As I walked this morning, I was thinking of the toll the pandemic has taken on relationships, not relationships of the heart, but plain old friendships. I have two friends who had surgeries this summer, in one case a knee replacement. I was able to loan her some of the post-op requirements--high toilet seats, a bath chair. a shoe horn that is somewhere between two feet and three long. We passed those off at a distance. It would have been nice, though, to go see her when she went home. We've traded messages, but it's not the same as relaxing together over coffee or tea. Another friend had back surgery last week. I would have liked to have been able to help her husband out after she came home. They're both in their 80s. I wasn't able to help celebrate her new grandchild with her either. 

And now a friend from my Internet quilting group, the woman in Boston who I mentioned had been hermitting for a week longer than I had, went into the hospital for appendicitis which led into gallbladder infection, which led further. After several surgeries, her kidneys are failing, she's been on and off a ventilator, and they're arranging palliative care. I saw her in February; our biennial gathering was right before the virus publicly erupted. Even with no pandemic, I couldn't really do anything for her or help her family, but the pandemic makes it cut a bit deeper. It hurts more than it would have under normal circumstances. The helplessness I feel about so many things gets amplified with something like this.

Should the FDA give emergency approval to a vaccine that has not finished a complete Phase III trial? I agree with those who say that if doing so backfires, the case for vaccines against anything is set way, way back.

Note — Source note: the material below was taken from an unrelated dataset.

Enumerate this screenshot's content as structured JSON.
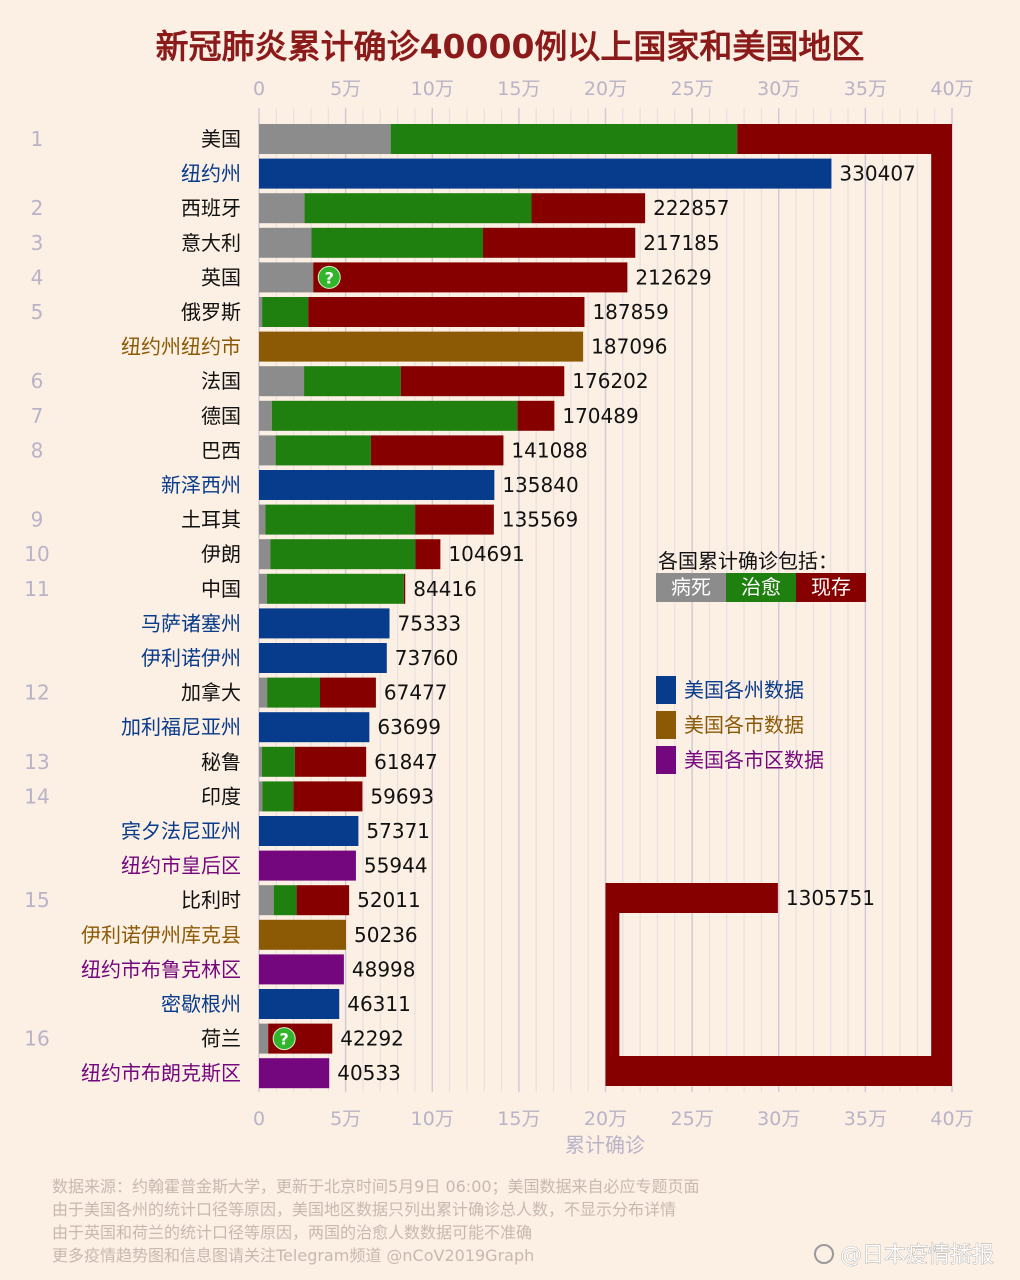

Saying that has nothing to do with getting it done before the election. It has to do with wanting them to get things right. I would support having laid out a plan for vaccine distribution by the end of October, but I would not want to see that plan enacted until a vaccine or vaccines had finished successful Phase III trials. When Dr. Fauci tells me a vaccine is ready, I'm willing to look into getting it. 

In the meantime, I messaged my PCP's office and asked whether I should get a flu shot if I planned to continue playing hermit. They said I should, so come late this month or early next month, I'll break out and go to CVS for a shot. I could go to my PCP's practice, but that would mean exposure to a host of people whereas at CVS, it might be as few as three or four if I time it away from the early morning, mid-day, or late-afternoon rush periods. 

More books are on shelves now than were there this morning. I may possibly have brought up the last bankers' box containing books from the basement, but I would not guarantee it. Keeping busy helps me not to dwell on the bad stuff, something I've been fighting on and off. So does repeating the mantra "we're fucked," as long as I don't do it too loudly if the husband is Zooming with students with the door to his home office open.